More about HKUST
3D Perception and Motion Prediction with Point Cloud Learning in Autonomous Driving
The Hong Kong University of Science and Technology
Department of Computer Science and Engineering
PhD Thesis Defence
Title: "3D Perception and Motion Prediction with Point Cloud Learning in
Autonomous Driving"
By
Mr. Maosheng YE
Abstract:
3D perception system is an essential component of robotics, especially for
autonomous driving systems. 3D segmentation and motion prediction are crucial
subtasks in the perception system, which provide fine-grained scene
understanding and forecasting. The point cloud is the primary data structure
when dealing with 3D segmentation and 3D object detection in perception. Many
point cloud processing algorithms are proposed for fine-grained LiDAR
segmentation based on different representations. However, different
representations have their own pros and cons. Thus, multi-representation
learning is a common framework to fuse the merits of multiple representations
in order to achieve the balance among performance, efficiency, and memory
usage. While the goal is direct and clear, finding a better and more efficient
way to design a multi- representation framework is still challenging since it
is related to the point cloud properties, including sparsity, irregularity, and
the number of points when dealing with autonomous driving scenarios.

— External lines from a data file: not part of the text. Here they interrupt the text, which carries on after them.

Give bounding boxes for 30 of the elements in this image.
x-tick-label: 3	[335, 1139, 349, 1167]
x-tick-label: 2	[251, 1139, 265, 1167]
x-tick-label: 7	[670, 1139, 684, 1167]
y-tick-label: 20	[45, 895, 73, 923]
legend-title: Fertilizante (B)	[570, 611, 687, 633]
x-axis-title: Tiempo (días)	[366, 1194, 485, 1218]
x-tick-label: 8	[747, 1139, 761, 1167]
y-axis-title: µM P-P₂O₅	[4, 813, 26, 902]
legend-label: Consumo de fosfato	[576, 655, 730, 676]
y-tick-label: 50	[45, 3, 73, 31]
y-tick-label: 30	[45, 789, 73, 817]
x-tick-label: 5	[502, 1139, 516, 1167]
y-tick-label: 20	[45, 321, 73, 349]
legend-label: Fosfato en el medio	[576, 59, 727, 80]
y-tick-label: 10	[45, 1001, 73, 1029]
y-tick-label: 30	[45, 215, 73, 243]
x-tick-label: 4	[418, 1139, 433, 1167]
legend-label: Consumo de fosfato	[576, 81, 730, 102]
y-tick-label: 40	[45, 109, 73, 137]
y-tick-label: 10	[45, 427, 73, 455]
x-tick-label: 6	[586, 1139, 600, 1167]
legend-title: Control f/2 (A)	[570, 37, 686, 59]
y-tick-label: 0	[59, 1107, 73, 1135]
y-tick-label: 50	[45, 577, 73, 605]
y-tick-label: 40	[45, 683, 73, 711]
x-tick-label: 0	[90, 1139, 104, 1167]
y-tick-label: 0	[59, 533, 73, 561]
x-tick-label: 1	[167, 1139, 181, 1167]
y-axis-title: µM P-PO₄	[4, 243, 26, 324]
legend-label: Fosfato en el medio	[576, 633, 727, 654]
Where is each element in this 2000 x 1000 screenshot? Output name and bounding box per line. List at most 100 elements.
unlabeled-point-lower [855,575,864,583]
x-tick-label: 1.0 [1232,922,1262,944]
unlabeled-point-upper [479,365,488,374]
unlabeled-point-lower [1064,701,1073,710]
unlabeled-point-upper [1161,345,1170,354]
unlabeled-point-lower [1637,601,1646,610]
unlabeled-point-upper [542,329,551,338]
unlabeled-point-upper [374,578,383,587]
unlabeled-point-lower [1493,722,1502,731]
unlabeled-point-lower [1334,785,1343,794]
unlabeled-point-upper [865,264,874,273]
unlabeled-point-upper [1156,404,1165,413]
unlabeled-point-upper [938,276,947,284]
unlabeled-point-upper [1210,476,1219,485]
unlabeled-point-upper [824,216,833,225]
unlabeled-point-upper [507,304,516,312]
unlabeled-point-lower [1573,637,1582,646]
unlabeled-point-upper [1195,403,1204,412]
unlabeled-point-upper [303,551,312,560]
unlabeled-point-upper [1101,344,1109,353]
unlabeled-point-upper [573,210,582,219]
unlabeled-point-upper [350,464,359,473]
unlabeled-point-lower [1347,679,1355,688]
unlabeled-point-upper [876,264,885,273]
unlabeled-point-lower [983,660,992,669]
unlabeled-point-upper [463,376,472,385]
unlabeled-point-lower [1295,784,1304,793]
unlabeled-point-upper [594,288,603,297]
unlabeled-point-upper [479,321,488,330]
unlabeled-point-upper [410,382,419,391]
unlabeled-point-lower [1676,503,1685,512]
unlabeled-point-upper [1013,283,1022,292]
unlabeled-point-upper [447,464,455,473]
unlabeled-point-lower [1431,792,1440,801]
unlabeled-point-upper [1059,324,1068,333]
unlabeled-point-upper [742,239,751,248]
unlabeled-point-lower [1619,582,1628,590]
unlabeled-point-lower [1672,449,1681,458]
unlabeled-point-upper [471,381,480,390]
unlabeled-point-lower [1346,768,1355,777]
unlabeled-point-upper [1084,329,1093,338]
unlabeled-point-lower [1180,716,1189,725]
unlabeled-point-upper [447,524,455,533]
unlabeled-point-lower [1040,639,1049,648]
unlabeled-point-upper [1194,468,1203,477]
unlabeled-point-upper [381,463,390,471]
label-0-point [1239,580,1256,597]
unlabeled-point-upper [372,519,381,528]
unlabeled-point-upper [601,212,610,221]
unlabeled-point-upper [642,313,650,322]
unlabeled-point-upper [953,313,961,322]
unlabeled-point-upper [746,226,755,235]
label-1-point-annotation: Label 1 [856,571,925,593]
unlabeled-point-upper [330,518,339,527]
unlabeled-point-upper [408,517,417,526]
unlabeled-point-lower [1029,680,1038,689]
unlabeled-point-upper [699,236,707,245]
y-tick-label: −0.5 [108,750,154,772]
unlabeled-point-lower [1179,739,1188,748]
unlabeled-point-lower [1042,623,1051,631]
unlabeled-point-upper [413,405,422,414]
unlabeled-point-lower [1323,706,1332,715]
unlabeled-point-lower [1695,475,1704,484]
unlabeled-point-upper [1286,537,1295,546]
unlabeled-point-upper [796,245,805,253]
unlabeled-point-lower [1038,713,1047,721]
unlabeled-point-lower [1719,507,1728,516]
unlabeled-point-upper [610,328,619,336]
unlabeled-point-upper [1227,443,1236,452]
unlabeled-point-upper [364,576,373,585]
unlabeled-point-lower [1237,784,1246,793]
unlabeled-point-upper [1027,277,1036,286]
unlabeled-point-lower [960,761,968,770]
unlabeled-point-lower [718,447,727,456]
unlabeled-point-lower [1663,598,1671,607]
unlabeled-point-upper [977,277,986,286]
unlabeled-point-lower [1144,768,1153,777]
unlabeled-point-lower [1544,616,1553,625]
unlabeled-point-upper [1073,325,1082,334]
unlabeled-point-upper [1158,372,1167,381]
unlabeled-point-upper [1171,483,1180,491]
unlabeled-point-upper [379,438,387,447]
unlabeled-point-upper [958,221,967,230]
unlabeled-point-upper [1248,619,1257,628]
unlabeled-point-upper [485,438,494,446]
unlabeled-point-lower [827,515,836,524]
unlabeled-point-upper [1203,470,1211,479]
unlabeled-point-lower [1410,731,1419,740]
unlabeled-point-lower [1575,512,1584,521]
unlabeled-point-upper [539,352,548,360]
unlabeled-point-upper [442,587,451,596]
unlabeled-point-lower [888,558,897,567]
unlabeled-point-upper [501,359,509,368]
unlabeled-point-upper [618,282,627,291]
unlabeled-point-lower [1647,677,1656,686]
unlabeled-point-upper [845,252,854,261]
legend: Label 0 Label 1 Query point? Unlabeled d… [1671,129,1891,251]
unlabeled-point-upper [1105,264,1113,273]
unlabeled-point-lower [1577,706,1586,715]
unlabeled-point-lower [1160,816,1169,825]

This thesis aims to study the multi-representation point cloud learning in the
3D perception system to design an efficient network structure for demanding
applications. For LiDAR segmentation, we utilize point representation and voxel
representation in a unified and efficient manner. Hierarchical learning is
proposed both in pointwise and voxelwise learning branches. Furthermore, we
propose the voxel-as-point principle better to exploit the sparsity and
scale-invariant in the point cloud to save the memory cost brought by point
representation. We design an attentive scale-selection layer based on an
attention mechanism capable of fusing multi-scale information.
Besides that, we also extend these networks to the downstream task motion
predictions, which also process the sparse and structural data input that can
be viewed as a special kind of temporal point cloud, namely TPCN. We are the
first work that combines point cloud learning with motion forecasting. For
enhancing spatial-temporal robustness under slight disturbance, we propose Dual
Consistency Constraints that regularize the predicted trajectories under
perturbation during training. We extensively study the efficacy of Dual
Consistency Constraints in other state-of-the-art methods and demonstrate its
effectiveness as a plug-in component.
Date: Thursday, 11 April 2024
Time: 4:30pm - 6:30pm
Venue: Room 5501
Lifts 25/26
Chairman: Prof. Chik Patrick YUE (ECE)
Committee Members: Prof. Qifeng CHEN (Supervisor)
Prof. Dan XU
Prof. Pedro SANDER
Prof. Ling SHI (ECE)
Prof. Dong XU (HKU)